4) The Unethical Camera Store Scam

(b)The way that it functions:-LRB-***********)
Everybody likes a bargain, particularly photographers. Looking to decrease prices, the photographer makes the decision to utilize the world wide web to shop around for the cheapest possible price on a lens or camera or some kind of photo merchandise. Most costs are in just a few dollars of each other — until suddenly a super mad low cost is quoted (possibly on a site, or by a shop selling via eBay.) The photographer hasn’t heard of the specific shop, but their site looks professional looking and legit, and it’s a street address (typically at Brooklyn, NY) printed on their site (hence it has to be a true shop) — therefore they opt to wind up this fantastic thing.

()What happens next is going to be a set of efforts to get more money from you — beginning with a message to “call the store to verify your purchase” This strategy puts you on the telephone with an salesperson that precedes to function for every thing conceivable you. The price is for the camera strap — not the battery, battery charger, the camera just, the cover, the guide, software installers, or the box , they will claim.
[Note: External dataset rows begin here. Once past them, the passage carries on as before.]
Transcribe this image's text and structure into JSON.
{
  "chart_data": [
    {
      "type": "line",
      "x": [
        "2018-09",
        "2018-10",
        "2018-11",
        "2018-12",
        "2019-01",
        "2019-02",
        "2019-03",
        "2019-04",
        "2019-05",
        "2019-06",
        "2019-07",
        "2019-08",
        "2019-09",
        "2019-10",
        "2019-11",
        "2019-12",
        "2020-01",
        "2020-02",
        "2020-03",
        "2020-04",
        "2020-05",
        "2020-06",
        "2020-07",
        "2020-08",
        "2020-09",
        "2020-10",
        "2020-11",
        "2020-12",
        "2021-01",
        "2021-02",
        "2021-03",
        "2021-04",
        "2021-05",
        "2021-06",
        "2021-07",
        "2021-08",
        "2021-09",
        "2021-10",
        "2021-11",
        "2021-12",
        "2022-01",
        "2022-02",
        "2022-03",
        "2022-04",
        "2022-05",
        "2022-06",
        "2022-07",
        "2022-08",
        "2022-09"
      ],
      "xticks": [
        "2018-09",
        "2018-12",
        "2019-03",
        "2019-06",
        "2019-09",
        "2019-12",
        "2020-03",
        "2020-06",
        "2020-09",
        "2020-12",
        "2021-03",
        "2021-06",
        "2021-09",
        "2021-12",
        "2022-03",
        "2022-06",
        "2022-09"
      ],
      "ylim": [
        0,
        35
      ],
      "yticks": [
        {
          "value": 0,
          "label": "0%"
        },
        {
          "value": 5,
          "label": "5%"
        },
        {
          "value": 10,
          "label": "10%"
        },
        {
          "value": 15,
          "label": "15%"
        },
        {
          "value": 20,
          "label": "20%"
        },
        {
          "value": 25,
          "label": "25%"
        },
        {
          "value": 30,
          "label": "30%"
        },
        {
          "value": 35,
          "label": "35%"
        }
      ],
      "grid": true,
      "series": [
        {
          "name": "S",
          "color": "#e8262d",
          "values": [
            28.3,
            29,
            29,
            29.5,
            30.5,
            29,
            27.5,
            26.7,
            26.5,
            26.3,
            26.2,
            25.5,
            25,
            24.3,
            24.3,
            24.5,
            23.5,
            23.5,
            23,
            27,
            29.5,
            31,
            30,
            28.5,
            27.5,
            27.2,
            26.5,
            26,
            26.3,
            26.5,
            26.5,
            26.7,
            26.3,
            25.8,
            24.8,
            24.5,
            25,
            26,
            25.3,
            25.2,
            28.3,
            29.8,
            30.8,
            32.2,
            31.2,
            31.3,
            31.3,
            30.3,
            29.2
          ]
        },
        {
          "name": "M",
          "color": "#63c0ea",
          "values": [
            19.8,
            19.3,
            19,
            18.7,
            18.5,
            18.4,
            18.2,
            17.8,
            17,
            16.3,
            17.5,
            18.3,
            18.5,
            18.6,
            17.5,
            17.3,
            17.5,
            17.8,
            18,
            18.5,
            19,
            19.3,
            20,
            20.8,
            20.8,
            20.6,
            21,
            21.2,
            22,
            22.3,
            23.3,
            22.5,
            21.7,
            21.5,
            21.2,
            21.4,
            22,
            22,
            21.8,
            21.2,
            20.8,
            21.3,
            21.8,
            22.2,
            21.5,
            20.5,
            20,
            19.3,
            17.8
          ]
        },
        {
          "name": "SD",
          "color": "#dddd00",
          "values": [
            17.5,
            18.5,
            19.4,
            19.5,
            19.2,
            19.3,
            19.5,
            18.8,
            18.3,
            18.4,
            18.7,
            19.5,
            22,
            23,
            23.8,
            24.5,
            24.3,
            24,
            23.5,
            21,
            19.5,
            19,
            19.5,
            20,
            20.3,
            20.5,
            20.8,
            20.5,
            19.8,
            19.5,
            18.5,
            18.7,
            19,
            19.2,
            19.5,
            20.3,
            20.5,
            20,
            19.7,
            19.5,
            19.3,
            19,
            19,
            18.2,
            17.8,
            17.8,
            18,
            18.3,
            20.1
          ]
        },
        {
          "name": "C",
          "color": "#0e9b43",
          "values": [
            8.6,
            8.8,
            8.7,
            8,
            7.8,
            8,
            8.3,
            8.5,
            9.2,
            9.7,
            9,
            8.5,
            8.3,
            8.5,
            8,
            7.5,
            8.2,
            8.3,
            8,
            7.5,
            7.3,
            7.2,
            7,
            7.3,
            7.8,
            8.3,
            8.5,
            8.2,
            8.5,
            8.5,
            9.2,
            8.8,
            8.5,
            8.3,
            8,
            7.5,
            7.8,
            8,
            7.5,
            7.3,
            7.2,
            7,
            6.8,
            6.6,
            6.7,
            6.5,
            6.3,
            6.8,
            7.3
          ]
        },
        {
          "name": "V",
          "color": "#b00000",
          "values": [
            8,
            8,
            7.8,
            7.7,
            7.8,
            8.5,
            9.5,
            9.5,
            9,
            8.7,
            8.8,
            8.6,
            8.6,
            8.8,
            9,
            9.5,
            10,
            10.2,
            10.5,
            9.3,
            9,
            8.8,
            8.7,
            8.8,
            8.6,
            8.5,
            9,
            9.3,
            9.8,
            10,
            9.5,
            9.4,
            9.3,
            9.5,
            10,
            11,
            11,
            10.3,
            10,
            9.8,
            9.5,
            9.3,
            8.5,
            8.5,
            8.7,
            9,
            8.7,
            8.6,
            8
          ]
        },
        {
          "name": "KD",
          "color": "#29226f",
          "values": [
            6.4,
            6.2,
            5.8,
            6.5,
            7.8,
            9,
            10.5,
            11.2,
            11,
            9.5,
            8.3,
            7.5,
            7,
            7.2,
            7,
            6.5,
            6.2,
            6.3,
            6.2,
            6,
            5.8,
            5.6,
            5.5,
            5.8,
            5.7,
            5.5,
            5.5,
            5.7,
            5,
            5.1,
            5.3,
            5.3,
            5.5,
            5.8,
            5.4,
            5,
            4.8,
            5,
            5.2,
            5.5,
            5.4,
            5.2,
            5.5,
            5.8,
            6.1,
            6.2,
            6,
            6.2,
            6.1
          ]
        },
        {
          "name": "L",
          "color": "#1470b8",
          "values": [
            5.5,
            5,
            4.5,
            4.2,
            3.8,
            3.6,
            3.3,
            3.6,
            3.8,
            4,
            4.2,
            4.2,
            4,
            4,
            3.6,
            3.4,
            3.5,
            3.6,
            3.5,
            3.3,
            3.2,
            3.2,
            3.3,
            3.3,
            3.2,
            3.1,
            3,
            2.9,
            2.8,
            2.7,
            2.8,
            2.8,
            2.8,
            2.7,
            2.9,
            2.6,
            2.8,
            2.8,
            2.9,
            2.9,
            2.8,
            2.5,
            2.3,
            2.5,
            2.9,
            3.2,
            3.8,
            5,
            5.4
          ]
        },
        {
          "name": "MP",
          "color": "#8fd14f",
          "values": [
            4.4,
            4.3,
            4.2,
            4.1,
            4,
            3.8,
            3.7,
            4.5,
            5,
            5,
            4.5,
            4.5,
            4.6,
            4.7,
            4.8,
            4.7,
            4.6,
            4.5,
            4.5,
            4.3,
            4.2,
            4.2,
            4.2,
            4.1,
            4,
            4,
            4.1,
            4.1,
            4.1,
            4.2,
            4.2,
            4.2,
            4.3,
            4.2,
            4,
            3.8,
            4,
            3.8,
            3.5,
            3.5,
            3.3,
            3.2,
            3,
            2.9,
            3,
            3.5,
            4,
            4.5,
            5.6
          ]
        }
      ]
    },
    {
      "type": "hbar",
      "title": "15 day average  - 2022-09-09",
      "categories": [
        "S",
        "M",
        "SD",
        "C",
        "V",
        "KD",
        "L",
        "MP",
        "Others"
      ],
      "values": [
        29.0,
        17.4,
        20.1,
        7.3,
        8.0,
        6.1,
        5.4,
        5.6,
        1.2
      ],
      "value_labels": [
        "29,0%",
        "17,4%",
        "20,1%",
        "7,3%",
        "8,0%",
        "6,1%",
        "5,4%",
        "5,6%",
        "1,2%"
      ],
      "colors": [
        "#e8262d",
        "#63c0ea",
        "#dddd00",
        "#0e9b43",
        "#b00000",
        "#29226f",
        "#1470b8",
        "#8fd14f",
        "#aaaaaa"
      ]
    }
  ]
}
You’ll have to pay extra for all those items though they’re provided with the camera in the manufacturer.

Or, they will claim the lens you purchased includes a plastic lens (a lie), and also to update to the model using a glass lens, it is going to be 250 longer.

()Or you’ll end up in the center of a bait-and-switch scenario, where they attempt to sell you on something else rather than what you wanted in the first location.

()You should also anticipate hefty delivery costs. And when you open the box, then do not be shocked if a poor product is indoors — trusting you won’t detect (or will not be bothered with all the hassle of returning .) If you choose to return the product, you need to expect to pay a “restocking fee” that will go as large as 25percent of their purchase price.

()Recall you get what you pay for. Attempting to opt for the too-good-to-be-true very might bring about paying-through-the-nose at the long term.

()the way to protect yourself:-LRB-***********)
Just deal with camera retailers that are known and reliable. Take recommendations. Adorama, B&H Photo, Samy’s Camera, Amazon.com, and Calumet are cases of trusted retailers whom I’ve personally done business with.

()it is also possible to use ResellerRatings.com to help do some background research on a merchant. A word of caution on ResellerRatings so you need to take things — people like to bitch and moan about anything and everything. Even great shops have less than perfect scores . What you need to be searching for are shops which have evaluations of 1 from 10 or under.

()Consider entering their street address into Google street perspective and see what shows up. If you are taking a look at even a PO box, or an alleyway store, or someone house — take that as a warning.

()Also keep in mind that a number of those companies change their names often in an effort to run out of the terrible reviews. Let that function as a warning if a business does not have reviews to their title. Check out this source of camera merchant storefronts at Brooklyn, Manhattan, and other places from Don Wiss.


()Have you got some stories to tell, or words of caution, about frauds and scams targeted at photographers? In that case, please donate to this story.